AttributeError: 'module' object has no attribute 'plot'

For ensemble methods, we would like our base classifiers to be *better than random*, as well as *uncorrelated*.

Bagging reduces variance by averaging over many trees. Random forests purposefully add "randomness" through the random features and decreases correlations of these trees. Think of random forest as an improved bagging method.

-----
# Boosting

Adaboost is a boosting implementation by Freund and Schapire that fit a sequence of weak learners. Each step improves upon the last one by overweighting misclassified samples and underweighting correct samples. The weak learners are also given weights based on their error rates.

There are many components in AdaBoost--Let's see how they function.

In [61]:
from sklearn.ensemble import AdaBoostClassifier

In [62]:
# Default decision tree classifier
#  Notice the learning rate ~ how much to shrink each stage of tree
model_boost = AdaBoostClassifier()

SAMME works off of discrete misclassification errors, while SAMME.R uses the predicted probabilities to reweight the samples and base classifiers.

In [63]:
model_boost.fit(X_train,y_train)
#large number of parameters, tune learning rate through grid search

AdaBoostClassifier(algorithm='SAMME.R', base_estimator=None,
          learning_rate=1.0, n_estimators=50, random_state=None)

In [65]:
model_boost.score(X_train,y_train)
model_boost.score(X_test,y_test)

0.7464892830746489

Boosting tends to perform better when the base classifier has a high bias but low variance.

I.e. Random forest works well with **OVERFIT** models, while Boosting works well with **UNDERFIT** models.

# Exercise - Stumps vs. Dense Trees

Remember that in order for ensemble learners to work well, they require that the base classifiers are better than random guessing, and tend to get 'different questions wrong'. 

Boosting often does surprisingly well when using decision tree stumps (i.e. Decision Tree Classifiers with depth=1).

Create a plot showing in sample and out of sample performance for an adaboost ensemble classifier that uses base_estimator as Decision Tree Classifiers with max depth = 1 and 10, as you increase the number of estimators.

The x-axis should be n_estimators while y-axis is the score (or error = 1 - score).

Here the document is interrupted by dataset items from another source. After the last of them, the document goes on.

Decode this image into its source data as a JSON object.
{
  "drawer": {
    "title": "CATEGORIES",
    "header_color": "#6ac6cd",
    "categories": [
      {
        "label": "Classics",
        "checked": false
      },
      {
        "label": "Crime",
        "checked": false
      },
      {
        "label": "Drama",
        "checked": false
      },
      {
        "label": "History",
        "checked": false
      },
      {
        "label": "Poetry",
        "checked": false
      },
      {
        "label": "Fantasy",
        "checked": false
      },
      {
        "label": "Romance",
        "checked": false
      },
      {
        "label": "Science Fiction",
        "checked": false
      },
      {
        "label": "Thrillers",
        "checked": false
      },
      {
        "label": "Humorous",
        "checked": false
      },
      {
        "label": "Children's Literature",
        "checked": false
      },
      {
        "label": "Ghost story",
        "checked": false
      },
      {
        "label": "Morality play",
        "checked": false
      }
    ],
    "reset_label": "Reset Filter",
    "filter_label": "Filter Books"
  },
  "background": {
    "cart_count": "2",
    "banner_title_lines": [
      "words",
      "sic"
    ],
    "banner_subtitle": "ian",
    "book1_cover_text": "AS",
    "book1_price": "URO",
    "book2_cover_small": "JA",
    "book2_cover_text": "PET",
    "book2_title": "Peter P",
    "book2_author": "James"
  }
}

There should be two lines, one for stump and 1 for 10 node trees.

Warning: Make sure your code works correctly--this can take time! I encourage you to try printing out diagnostics too to help you see that it is working.

Also, just using stumps, observe the performance in and out of sample as you increase the n_estimators from 1 to 100. You may want to test various ranges, rather than every number between 1 and 100.

If you finish early, feel free to play around with the GBDT (Gradient Boosted Decision Tree), aka GBT (Gradient Boosted Tree), aka GBM (Gradient Boosted Model) within sklearn. [GBDT](http://scikit-learn.org/stable/modules/ensemble.html#gradient-tree-boosting)

Gradient boosting can be thought of as a generic form of boosting that can take in any differentiable loss function.